So I tell them a little about the new girl. “She’s Naomi’s goddaughter, and she dances like she’s been to some really good schools. Her family moved here from Southern California and — ”

“Her last name isn’t Daniels by any chance?” asks Dad.

“Yes,” I say. “Elizabeth Daniels. Do you know her?”

“I don’t know
her
, but I’ve had the pleasure of meeting her dad recently.” His brow creases. “Anthony Daniels is the developer of the Yaquina Lake property.”

“The development that your firm is fighting?” asks Augustine.

“That’s the one.”

“And his daughter is the one who’s going to steal Heather’s chance to dance the Sugar Plum Fairy?” Augustine looks seriously disturbed as she holds a knife in midair.

“Calm down,” I say in a joking voice. “She’s not stealing my chance. She’s just better. And she’s Naomi’s best friend’s daughter.”

“This is all wrong,” says Augustine. “You’ve been dancing for Naomi for years. You can’t just let this interloper waltz in and take your — ”

“Elizabeth isn’t taking anything,” I say.

Augustine nods and sets the knife back into the casserole. “Yes, I’m sure you’re right. And I have to give you credit for handling this so maturely. I’m sure I’d have been mad with jealousy when I was your age.”
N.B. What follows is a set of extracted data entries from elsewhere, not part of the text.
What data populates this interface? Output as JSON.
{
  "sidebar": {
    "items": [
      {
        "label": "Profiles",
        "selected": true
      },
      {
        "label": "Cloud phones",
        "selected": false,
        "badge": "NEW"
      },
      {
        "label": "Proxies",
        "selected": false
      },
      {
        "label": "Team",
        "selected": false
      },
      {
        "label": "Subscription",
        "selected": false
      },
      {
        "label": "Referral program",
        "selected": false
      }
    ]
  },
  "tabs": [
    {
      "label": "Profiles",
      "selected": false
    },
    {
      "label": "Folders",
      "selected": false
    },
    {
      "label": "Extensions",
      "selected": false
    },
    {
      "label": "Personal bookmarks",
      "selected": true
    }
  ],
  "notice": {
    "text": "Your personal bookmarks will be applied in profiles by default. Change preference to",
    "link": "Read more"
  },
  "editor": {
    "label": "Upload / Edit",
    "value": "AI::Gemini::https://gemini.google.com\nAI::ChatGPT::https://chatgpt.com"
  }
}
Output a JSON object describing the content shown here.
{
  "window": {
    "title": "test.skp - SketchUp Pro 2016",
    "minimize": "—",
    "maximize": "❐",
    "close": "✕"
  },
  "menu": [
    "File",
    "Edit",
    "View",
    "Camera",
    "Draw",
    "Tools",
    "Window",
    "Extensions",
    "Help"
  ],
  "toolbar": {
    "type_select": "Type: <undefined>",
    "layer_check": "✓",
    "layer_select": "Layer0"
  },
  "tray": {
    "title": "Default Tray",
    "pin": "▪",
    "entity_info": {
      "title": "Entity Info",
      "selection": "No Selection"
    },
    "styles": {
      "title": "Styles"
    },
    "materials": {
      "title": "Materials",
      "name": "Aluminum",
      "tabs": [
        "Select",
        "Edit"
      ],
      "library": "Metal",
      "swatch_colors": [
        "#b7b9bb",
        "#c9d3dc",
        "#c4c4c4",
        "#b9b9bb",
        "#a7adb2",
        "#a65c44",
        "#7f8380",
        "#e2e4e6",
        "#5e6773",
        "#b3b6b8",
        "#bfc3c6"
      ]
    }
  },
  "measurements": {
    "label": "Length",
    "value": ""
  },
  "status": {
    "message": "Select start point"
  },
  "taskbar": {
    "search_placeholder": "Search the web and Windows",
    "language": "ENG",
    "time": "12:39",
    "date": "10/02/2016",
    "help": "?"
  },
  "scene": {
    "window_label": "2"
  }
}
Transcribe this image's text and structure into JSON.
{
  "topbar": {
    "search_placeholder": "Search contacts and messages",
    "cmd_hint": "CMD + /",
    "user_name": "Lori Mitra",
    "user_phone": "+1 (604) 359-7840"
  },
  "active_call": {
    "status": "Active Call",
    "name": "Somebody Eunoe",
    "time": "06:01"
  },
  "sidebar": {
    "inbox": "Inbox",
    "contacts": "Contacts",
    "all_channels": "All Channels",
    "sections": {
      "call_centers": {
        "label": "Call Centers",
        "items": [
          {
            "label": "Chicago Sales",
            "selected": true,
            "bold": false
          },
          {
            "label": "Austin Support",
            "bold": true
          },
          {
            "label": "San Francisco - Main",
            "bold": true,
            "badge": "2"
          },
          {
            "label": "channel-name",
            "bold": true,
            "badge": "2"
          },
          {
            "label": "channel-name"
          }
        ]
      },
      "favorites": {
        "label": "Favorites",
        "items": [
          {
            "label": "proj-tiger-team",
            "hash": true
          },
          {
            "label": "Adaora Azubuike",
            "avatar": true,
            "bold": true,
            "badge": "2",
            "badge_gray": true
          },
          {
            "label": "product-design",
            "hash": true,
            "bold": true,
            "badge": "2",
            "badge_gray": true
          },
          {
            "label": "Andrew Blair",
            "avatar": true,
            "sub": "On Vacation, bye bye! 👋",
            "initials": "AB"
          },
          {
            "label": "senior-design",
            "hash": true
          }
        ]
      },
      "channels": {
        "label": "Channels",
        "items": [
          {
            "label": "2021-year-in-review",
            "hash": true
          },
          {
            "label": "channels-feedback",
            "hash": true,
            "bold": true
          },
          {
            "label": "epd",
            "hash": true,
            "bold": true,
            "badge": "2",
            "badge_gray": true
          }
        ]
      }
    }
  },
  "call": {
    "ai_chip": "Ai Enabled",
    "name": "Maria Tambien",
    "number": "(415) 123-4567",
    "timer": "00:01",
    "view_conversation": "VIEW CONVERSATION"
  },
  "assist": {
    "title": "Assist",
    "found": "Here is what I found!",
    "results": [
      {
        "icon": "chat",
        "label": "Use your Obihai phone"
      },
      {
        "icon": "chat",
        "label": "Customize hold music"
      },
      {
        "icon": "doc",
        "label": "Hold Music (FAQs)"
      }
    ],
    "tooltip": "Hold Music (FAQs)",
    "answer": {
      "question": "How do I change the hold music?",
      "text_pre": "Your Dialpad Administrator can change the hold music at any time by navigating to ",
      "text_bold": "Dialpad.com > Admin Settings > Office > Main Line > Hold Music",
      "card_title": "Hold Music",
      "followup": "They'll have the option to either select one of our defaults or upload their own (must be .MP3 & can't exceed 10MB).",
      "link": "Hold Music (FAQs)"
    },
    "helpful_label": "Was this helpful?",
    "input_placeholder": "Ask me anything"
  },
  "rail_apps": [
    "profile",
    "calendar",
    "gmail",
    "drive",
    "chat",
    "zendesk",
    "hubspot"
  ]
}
I shrug. “Well, what’s the point?”

“Even so,” says Dad. “You can’t quit. You can’t even assume that the Daniels family will still be here by Christmastime. We’re hoping they’ll be so discouraged when they see our claim that Anthony Daniels will tuck tail and run.”

“Really?”

“Yes. Let alone the wetlands laws, he has all sorts of hoops to jump through if he plans to make a resort out of Yaquina Lake.”

“That’s such a lovely lake,” says Augustine. “I’d hate to see them spoil it.”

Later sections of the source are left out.